3,500 years ago, or so, God wanted to free his chosen people from slavery in Egypt. He performed many mighty acts to bring this about, but the people remained firmly in captivity. Finally, the choice became a very stark one: God would bring death to every house that did not participate in the Passover meal–a special meal reserved for God’s chosen people.
God’s people sacrificed a lamb, ate the lamb with unleavened bread at home with their families, and the death angel spared them.
Jesus instituted the Lord’s Supper as part of a Passover meal. It’s no coincidence. He was reminding us of some important similarities.
We, too, were once enslaved, held in captivity to sin. And just like the Israelites of old, we were unable to rescue ourselves. Only a miracle could do it.
As we partake of this loaf, we are told we are eating the flesh of Jesus of Nazareth–the Passover lamb, sacrificed to save us from death.

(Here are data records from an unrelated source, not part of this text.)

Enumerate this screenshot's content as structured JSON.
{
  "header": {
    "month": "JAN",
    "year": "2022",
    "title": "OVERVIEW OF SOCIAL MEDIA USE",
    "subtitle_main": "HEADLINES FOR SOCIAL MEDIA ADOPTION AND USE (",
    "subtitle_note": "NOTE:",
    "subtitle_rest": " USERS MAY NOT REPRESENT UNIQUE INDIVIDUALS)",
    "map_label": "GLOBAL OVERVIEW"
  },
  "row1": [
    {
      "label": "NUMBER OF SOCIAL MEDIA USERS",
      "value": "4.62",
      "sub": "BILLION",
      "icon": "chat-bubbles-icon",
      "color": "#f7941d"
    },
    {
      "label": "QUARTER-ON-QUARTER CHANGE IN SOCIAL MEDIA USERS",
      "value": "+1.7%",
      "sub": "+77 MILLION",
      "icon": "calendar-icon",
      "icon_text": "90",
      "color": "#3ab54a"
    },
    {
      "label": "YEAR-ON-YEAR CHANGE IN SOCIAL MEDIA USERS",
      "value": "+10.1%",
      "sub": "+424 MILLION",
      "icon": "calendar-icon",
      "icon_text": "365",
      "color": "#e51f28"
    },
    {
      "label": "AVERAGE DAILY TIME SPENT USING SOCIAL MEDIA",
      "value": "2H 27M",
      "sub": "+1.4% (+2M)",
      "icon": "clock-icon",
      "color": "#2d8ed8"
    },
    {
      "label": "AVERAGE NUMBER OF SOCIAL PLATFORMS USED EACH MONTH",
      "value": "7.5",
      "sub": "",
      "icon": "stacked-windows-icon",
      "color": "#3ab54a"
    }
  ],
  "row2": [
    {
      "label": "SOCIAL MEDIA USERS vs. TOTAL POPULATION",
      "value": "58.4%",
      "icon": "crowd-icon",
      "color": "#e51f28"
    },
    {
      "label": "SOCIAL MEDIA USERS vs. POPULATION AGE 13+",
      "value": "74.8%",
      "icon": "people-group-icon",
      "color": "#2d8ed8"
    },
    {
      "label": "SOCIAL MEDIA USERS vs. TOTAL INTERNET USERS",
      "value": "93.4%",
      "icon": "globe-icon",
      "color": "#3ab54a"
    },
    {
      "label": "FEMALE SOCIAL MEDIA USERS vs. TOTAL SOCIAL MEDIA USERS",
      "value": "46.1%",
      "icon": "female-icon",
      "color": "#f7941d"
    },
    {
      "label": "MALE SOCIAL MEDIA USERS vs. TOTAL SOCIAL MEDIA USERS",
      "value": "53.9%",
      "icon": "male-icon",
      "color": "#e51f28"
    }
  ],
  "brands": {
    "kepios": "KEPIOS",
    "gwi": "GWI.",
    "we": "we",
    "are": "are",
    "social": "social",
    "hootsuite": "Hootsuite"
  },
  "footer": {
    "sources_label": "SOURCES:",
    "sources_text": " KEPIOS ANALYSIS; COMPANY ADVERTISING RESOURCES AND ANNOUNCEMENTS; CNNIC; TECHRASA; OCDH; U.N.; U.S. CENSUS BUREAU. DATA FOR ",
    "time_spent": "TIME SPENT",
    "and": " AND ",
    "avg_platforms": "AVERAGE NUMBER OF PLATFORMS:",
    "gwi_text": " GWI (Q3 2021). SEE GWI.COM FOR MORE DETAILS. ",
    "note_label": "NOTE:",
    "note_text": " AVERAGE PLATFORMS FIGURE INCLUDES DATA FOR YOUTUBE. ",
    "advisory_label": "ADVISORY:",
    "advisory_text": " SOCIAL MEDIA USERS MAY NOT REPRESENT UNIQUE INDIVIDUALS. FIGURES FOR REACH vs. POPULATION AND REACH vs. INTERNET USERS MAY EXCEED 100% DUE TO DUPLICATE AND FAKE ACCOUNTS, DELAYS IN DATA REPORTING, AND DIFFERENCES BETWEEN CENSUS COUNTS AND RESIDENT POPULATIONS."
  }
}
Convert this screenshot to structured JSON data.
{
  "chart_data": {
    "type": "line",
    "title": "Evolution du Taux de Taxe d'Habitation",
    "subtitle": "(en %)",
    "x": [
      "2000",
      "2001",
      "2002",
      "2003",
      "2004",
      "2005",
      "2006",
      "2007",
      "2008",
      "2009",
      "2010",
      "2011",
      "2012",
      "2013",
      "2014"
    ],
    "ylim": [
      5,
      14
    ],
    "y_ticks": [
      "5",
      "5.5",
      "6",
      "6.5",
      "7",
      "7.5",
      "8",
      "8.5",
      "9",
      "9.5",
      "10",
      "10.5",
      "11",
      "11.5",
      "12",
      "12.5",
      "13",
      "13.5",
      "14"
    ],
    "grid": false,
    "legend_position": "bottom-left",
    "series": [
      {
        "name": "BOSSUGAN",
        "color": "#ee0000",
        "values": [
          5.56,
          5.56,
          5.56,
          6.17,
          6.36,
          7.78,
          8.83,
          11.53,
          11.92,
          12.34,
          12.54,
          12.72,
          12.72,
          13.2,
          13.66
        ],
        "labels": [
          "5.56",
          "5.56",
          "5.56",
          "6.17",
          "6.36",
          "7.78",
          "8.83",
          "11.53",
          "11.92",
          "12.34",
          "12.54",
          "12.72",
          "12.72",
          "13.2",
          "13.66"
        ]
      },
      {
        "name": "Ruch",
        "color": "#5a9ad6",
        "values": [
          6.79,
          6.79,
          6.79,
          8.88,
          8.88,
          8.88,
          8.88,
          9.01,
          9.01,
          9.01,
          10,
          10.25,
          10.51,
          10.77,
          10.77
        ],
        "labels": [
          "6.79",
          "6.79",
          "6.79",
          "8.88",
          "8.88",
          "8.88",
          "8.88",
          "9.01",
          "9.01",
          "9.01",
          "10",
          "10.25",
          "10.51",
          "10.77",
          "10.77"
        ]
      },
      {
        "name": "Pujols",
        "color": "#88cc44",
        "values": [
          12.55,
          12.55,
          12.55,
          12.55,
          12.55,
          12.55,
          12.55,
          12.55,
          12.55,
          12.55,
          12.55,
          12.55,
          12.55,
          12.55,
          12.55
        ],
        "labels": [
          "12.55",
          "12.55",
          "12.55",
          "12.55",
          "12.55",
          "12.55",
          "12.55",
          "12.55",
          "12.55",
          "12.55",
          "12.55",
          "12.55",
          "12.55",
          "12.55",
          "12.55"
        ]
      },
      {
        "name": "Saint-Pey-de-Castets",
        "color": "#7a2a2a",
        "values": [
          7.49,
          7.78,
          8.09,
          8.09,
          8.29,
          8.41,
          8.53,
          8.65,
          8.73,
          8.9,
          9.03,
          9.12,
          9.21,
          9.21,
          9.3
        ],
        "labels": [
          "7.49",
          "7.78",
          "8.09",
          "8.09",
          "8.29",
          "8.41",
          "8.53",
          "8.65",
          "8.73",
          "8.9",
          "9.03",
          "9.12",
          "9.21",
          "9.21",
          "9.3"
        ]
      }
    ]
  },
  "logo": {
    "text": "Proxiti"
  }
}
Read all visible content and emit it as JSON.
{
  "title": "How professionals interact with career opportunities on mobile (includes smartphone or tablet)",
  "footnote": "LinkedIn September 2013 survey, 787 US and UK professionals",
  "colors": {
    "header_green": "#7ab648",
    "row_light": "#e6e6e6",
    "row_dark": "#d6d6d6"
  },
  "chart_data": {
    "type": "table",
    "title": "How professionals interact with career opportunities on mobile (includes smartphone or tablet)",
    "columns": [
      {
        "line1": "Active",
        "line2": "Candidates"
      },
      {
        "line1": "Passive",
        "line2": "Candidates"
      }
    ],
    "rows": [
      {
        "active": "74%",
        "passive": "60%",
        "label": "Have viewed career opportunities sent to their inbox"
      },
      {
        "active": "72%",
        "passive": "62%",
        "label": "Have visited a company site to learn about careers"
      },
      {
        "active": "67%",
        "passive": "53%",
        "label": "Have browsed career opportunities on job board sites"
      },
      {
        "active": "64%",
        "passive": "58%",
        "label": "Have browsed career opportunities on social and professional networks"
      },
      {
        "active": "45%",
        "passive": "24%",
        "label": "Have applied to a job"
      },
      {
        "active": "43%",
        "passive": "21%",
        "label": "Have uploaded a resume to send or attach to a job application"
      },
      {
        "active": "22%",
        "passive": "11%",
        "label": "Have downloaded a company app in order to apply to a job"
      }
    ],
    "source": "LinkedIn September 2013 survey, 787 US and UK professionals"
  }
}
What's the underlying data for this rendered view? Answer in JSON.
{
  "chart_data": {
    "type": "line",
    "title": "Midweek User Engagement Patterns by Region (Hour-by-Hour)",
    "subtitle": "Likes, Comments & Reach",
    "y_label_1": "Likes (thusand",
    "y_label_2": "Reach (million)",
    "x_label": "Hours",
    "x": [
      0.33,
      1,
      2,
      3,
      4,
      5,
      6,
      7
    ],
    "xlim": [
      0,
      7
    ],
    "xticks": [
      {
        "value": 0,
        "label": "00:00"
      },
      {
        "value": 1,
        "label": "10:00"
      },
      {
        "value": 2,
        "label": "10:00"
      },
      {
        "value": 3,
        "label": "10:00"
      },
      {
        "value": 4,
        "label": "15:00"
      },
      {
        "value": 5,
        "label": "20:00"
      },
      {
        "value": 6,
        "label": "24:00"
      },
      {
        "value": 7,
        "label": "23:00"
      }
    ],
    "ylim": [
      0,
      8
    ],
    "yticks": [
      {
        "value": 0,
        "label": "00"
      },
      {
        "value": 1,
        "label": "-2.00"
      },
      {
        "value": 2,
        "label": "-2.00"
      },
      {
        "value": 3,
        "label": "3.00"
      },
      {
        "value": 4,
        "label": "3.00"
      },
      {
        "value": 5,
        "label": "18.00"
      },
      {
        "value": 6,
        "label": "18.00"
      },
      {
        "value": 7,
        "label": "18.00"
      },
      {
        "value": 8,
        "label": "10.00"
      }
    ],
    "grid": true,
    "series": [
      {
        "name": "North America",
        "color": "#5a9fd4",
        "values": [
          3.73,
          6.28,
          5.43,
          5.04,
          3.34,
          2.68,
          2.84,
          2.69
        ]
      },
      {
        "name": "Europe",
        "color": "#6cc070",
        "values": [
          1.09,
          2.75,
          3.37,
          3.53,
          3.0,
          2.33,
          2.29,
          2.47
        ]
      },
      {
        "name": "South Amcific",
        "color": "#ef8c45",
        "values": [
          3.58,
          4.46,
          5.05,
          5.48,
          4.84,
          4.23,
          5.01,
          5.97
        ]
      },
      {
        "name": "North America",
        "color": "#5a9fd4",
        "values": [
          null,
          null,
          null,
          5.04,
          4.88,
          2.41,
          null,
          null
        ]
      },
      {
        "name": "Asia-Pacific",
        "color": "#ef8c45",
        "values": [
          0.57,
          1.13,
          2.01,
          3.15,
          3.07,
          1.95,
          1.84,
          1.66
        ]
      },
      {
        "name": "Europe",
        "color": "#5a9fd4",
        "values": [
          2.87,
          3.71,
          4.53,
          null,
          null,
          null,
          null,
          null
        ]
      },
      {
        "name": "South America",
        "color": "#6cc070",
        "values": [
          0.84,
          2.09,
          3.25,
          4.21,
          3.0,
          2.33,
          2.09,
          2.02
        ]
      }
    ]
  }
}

This meal is a mark of God’s chosen people. It’s the sacrifice that spares us from death–not our eating–but our eating shows that we are part of the community that’s been protected from death.
[Prayer for bread]
After the first Passover, the Israelites were commanded to celebrate the Passover with their families. The Passover was a way to be certain everyone in the family remembered how God had protected the Israelites from death and freed them from slavery.
And so we take this meal as a family, and the meal is a testimony to our children as to how this family came to be. We were rescued by a common sacrifice that joined us together as a single family for eternity. This meal shows our children that we are part of the chosen people of God and that we are not ashamed of that fact. Rather, we declare the death of Jesus to our families–and to the world–by participating in this most ancient ritual.